Column-based compression fits business intelligence like a glove because data is typically analyzed by columns. And, the lower the data cardinality (that is the more repeating values a column has), the higher its compression rate will be. Since most columns used for analytics fit this category, you could expect 10-15 times data compression. Consequently, a half terabyte database could potentially fit into 80 GB of memory. Notice that I account for more memory because when data is brought from disk into memory, additional space is needed to accommodate index tables and other structures. So, how is this not cool? Moving to BISM, all of your data could fit into memory so you could get a head start in performance just by having a superfast storage medium!

Continuing this line of thought, I decided to take the Contoso Retail DW database and a real-life data warehouse for a spin to see how VertiPaq compresses them. I used the excellent PowerShell script that Vidas Matelis developed. Since fact tables typically contribute to 95% of the data warehouse storage space, I focused on only one fact table from both databases. To measure the VertiPaq compression, I loaded the fact tables into PowerPivot and run the script to obtain their storage space.

MOLAP

VertiPaq

Contoso (FactSales)

129 MB

35 MB

DW (20 mil fact table)

810 MB

792 MB

As you can see, the Contoso VertiPaq results are very impressive. But what happened with the real-life DW? How could VertiPaq be only marginally better than MOLAP? To analyze this further, I used the script ability to get a column compression breakdown and I’ve noticed that the following top two columns occupy the most space:

TRANS_DTLS_KEY: 400 MB (primary key)

LOG_ID: 268 MB (transaction identifier)

Both of these columns are high-cardinality columns. I used these columns in a cube drillthrough action to get the transaction details behind a cell. Subsequently, I added them to PowerPivot so I could compare the same data structures. Currently, PowerPivot doesn’t support drillthrough so adding these columns to PowerPivot is probably not needed in real life. It will be interesting to see how BISM will implement drillthrough. One thing is sure: it makes sense to leave high-cardinality attributes out of VertiPaq and possibly use report actions (if supported) to report on details.

VertiPaq Column Store

In SQL 11, the VertiPaq column store that will power the new Business intelligence Semantic Model (BISM) will be delivered in three ways:

1. PowerPivot – in-process DLL with Excel 2010.

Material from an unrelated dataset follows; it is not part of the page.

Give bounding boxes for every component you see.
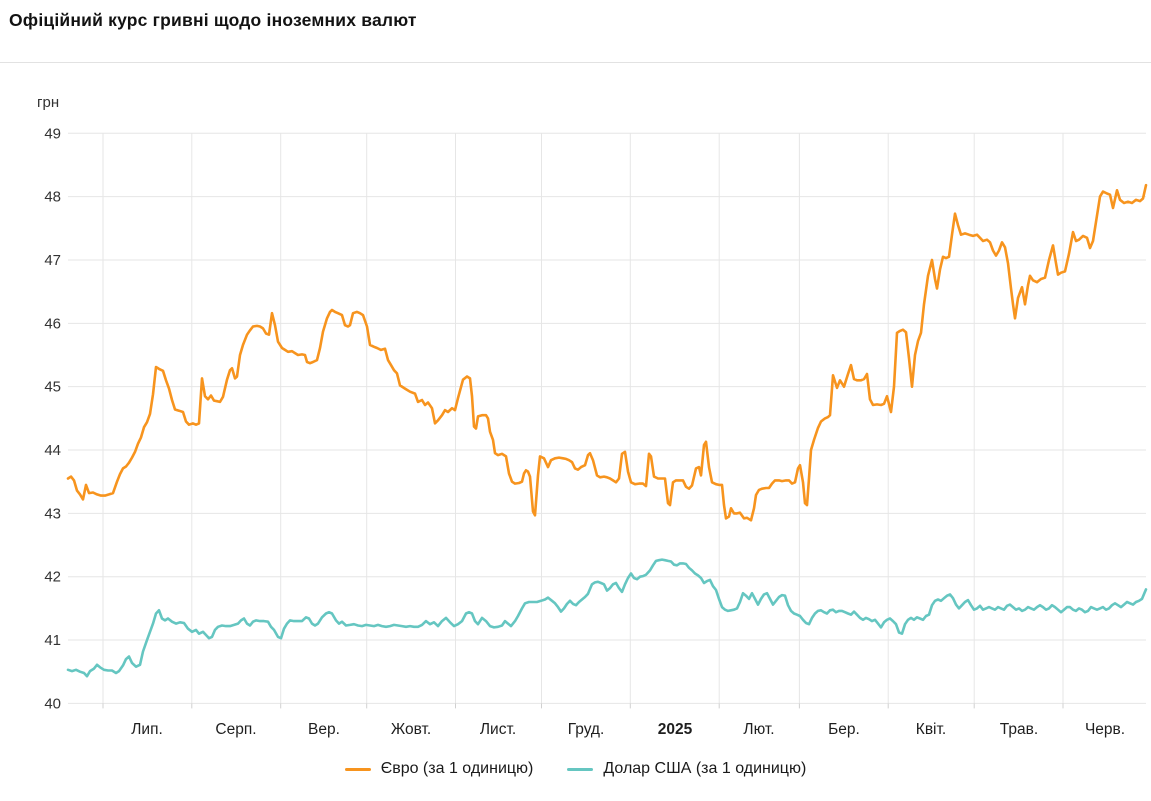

2. A second storage mode of Analysis Services that you will get by installing SSAS in VertiPaq mode.

3. A new column stored index in the SQL RDBMS.

The third option picked up my interest. I wanted to know if a custom application will be able to take advantage of these indexes outside VertiPaq. For example, this could be useful for standard reports that query directly the database. It turns out that this will be possible. The following paper discusses columnstore in more details. In a nutshell, SQL 11 will run the VertiPaq engine in-process. Here are some highlights of the VertiPaq columnstore:

  • You create an index on a table.
  • You cannot update the table after the index is created. Not a big limitation since a data warehouse is typically loaded on a schedule so the index can be dropped and rebuilt at the end of the ETL process.
  • The relational engine scans the entire table and loads it into memory in a Vertipaq store. As you could imagine, the more RAM the better.
  • Query performance will be great but probably slower than VertiPaq in SSAS.
  • Creation of this index isn’t cheap, but the query performance gains should justify using it in common DW scenarios.
  • From performance standpoint, it will be best to load data in VertiPaq (SSAS store) instead of using column store.